I guess I’d made a bad name for myself. A bad reputation. I couldn’t erase that history. The abuse in mid-2013 further sealed my inevitable potential demise. The scene became more and more oppressive as time went on. I needed to relocate or make a drastic change in my life. As you know, I did just that.
I’m amazed at my progress. I’m away from all that nonsense I had to deal with, and the effect of that drug has gradually worn off. At this point, I feel I am accelerating with my progress, developing increased confidence and strength. I am even feeling the effects of trauma lessen.
Yes, you can get better.
Every time I make a real effort at something constructive, I move forward. Tonight, I was on the Tenney show again. I didn’t have any script I was reading from, nor even notes. I was rather amazed that I was able to be far more organized than I was before, say, a couple of months ago when I was on the same show.
I don’t believe I rambled nor was I overly charged up. I was able to speak with conviction and passion, yet I felt I wasn’t repetitive or obsessive.
Dr. Pearson often complained of my repetitiveness. She said I spoke of nothing but the abuse. Um, maybe she should have listened, eh? Wasn’t she a mandatory reporter? Was she only in the business of making me look like a criminal for speaking out? I think she herself was rather obsessed with getting me forcibly drugged and silenced. I think instead, it was her responsibility to heed what I was saying and request an investigation, instead of assuming I was delusional. I recall her exact words, “Patient rights are trivial.”
I knew then, and of course now, that nothing could be farther from the truth. Patients so often believe they don’t deserve respect. They are the lowest of the low. Staff always know better, supposedly, and patients are assumed to be ignorant children.
I am proud of myself. I do not receive any Mental Health Disservices, nor do I take their drugs. I’m not against drugs alone but I am certainly not in favor of a person’s life being in the hands of a prescriber.

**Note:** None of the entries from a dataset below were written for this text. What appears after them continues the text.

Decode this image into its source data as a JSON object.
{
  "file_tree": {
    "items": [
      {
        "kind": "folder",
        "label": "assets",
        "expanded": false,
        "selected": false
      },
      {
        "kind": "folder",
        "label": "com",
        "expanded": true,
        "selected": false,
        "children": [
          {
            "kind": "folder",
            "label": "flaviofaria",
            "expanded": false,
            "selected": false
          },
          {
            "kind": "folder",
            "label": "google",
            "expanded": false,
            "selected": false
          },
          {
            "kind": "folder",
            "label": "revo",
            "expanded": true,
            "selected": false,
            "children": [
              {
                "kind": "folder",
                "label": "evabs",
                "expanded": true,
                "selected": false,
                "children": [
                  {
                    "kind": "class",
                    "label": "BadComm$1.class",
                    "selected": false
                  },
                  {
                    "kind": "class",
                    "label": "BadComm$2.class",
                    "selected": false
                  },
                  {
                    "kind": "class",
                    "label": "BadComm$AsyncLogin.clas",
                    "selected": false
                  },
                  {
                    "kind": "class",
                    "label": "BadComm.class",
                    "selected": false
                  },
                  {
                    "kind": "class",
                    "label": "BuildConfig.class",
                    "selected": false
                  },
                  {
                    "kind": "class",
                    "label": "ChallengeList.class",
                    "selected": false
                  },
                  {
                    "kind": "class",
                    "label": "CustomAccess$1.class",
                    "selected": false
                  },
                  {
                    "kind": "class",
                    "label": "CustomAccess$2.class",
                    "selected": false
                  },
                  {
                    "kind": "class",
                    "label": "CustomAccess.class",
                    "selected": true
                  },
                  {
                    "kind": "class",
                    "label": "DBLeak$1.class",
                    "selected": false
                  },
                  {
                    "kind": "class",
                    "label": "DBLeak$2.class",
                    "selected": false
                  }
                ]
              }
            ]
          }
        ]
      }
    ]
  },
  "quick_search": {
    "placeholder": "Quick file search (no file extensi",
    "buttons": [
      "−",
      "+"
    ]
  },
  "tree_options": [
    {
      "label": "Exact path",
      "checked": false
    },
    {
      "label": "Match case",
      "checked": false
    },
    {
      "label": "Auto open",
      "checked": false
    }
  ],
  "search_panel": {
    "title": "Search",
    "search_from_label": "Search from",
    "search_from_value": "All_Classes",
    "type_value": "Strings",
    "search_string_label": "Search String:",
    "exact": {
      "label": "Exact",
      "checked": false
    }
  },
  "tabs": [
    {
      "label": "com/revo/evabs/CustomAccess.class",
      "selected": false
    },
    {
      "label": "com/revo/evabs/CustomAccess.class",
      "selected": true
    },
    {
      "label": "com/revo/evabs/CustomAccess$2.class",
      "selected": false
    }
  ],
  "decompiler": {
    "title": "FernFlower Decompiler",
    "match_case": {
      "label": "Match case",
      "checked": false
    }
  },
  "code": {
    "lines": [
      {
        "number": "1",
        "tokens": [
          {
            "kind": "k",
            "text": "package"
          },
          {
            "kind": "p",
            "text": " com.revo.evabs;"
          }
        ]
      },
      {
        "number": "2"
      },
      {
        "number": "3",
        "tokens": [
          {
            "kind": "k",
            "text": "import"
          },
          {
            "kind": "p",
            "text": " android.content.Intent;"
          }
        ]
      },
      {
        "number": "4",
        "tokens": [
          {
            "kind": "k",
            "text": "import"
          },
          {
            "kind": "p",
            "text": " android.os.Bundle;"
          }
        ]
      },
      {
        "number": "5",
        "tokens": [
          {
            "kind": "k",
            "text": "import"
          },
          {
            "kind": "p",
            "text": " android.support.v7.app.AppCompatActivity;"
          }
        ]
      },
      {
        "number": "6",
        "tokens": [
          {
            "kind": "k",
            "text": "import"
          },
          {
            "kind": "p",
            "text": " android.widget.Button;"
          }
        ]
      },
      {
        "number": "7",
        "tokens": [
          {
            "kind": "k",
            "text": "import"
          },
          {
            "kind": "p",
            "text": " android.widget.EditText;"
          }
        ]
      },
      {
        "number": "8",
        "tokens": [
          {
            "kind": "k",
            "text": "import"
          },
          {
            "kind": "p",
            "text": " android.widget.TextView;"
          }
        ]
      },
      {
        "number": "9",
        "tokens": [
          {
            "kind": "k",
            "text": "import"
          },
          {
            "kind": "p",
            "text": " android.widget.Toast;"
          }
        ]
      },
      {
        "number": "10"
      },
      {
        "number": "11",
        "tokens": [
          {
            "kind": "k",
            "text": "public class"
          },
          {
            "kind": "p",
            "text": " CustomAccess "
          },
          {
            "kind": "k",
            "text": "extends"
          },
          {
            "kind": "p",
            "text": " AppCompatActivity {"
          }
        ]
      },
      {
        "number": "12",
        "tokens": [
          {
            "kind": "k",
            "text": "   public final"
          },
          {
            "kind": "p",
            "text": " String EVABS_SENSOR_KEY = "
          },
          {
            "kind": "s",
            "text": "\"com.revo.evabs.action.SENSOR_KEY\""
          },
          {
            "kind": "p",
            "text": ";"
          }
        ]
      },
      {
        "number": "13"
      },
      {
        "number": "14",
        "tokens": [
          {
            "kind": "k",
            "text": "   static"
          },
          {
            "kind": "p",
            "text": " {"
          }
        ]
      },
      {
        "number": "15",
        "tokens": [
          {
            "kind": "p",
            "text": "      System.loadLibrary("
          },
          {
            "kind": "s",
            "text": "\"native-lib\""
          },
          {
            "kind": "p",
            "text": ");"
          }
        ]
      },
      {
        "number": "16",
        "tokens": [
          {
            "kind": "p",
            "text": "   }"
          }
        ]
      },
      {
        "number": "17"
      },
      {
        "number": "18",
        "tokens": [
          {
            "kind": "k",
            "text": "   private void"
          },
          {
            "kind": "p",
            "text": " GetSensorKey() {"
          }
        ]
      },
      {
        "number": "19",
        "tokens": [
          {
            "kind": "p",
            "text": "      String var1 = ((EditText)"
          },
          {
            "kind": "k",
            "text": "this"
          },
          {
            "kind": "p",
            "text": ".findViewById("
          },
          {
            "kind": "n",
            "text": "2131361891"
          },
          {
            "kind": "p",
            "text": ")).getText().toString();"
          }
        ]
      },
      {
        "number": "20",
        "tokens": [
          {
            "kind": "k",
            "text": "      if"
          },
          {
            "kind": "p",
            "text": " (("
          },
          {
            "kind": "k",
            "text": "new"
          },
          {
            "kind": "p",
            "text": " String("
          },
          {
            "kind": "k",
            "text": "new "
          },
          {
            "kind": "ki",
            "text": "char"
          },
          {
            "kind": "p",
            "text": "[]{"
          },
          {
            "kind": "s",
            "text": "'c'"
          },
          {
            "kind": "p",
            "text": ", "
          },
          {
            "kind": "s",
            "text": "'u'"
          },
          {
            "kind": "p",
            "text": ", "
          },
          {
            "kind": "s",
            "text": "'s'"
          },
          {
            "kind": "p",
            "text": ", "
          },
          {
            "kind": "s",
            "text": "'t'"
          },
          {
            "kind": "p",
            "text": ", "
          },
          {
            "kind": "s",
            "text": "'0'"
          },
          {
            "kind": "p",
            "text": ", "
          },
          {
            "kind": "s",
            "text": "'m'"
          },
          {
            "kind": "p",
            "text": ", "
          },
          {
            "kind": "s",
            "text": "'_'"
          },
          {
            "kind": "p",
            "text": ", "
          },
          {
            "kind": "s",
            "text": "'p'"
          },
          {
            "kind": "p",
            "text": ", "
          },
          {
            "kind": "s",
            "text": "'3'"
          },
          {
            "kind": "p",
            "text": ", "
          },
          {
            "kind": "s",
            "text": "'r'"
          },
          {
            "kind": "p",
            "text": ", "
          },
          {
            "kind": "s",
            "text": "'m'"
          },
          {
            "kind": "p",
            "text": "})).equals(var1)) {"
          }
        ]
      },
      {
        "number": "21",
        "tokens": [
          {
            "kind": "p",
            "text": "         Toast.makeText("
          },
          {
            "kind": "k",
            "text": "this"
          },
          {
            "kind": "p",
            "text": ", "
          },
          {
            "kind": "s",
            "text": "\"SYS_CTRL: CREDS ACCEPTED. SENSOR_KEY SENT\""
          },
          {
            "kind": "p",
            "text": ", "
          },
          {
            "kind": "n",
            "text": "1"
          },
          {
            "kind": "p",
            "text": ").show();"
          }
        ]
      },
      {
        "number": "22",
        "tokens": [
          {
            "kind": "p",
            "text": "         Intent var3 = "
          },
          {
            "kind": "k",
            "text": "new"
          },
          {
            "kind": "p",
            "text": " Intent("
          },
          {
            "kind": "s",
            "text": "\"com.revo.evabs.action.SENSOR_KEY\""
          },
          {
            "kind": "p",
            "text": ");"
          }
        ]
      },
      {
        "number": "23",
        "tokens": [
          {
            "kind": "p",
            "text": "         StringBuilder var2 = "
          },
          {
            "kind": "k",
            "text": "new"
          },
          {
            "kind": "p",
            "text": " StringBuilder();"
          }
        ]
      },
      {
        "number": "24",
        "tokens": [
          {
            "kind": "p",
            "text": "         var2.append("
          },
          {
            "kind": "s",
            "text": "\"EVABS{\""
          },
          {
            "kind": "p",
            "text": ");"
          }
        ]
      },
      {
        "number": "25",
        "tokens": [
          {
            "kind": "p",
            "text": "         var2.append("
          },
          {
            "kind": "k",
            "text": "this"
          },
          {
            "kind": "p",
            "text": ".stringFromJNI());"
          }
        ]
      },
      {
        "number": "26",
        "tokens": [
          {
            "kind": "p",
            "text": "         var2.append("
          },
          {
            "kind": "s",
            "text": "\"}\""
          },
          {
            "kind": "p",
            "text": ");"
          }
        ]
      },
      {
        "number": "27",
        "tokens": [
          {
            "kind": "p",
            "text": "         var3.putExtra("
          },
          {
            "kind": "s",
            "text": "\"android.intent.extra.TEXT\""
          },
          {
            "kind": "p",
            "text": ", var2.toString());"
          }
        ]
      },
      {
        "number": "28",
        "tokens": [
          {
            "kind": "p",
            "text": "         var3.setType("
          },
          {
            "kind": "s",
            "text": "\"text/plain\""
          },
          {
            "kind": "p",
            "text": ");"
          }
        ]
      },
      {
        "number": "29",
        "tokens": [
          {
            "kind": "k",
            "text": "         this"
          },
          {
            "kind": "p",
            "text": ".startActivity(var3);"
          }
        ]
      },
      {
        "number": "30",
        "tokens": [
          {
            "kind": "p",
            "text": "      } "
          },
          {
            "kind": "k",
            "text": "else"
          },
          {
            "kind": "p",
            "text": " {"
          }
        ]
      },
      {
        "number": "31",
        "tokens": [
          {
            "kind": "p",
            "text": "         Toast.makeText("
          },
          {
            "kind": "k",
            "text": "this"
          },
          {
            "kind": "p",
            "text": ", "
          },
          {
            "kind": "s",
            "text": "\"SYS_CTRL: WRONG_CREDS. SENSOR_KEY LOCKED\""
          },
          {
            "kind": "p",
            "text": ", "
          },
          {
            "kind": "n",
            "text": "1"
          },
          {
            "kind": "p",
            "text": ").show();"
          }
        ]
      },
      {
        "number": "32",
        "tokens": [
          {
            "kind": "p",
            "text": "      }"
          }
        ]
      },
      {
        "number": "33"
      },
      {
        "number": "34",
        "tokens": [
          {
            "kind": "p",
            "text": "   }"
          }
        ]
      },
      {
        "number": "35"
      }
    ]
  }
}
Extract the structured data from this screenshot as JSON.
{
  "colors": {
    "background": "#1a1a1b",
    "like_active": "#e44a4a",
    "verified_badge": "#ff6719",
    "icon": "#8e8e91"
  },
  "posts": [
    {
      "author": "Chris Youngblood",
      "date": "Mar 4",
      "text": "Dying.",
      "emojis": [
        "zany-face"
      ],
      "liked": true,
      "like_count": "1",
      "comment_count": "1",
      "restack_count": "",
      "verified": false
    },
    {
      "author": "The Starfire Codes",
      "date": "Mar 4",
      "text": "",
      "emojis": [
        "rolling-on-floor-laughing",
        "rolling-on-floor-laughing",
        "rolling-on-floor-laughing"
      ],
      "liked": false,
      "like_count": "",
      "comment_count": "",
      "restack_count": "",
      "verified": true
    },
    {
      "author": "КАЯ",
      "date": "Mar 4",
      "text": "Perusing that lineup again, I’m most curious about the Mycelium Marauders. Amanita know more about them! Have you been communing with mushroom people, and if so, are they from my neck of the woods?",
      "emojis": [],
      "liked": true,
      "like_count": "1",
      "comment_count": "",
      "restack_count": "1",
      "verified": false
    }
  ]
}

Is recovery possible? You folks know I shy away from that word. I feel what’s to recover from are those 30+ years that my freedoms were not only discouraged, but in the end, completely prohibited. I needed to learn that there’s a whole other world out there. I’m beginning to get that. Maybe you can call it Growing Up. Or Growing Away from the negative concepts driven into me by Mental Health Disservices. Perhaps this realization occurs when a person’s life is fully in her own hands. I am certainly on my way.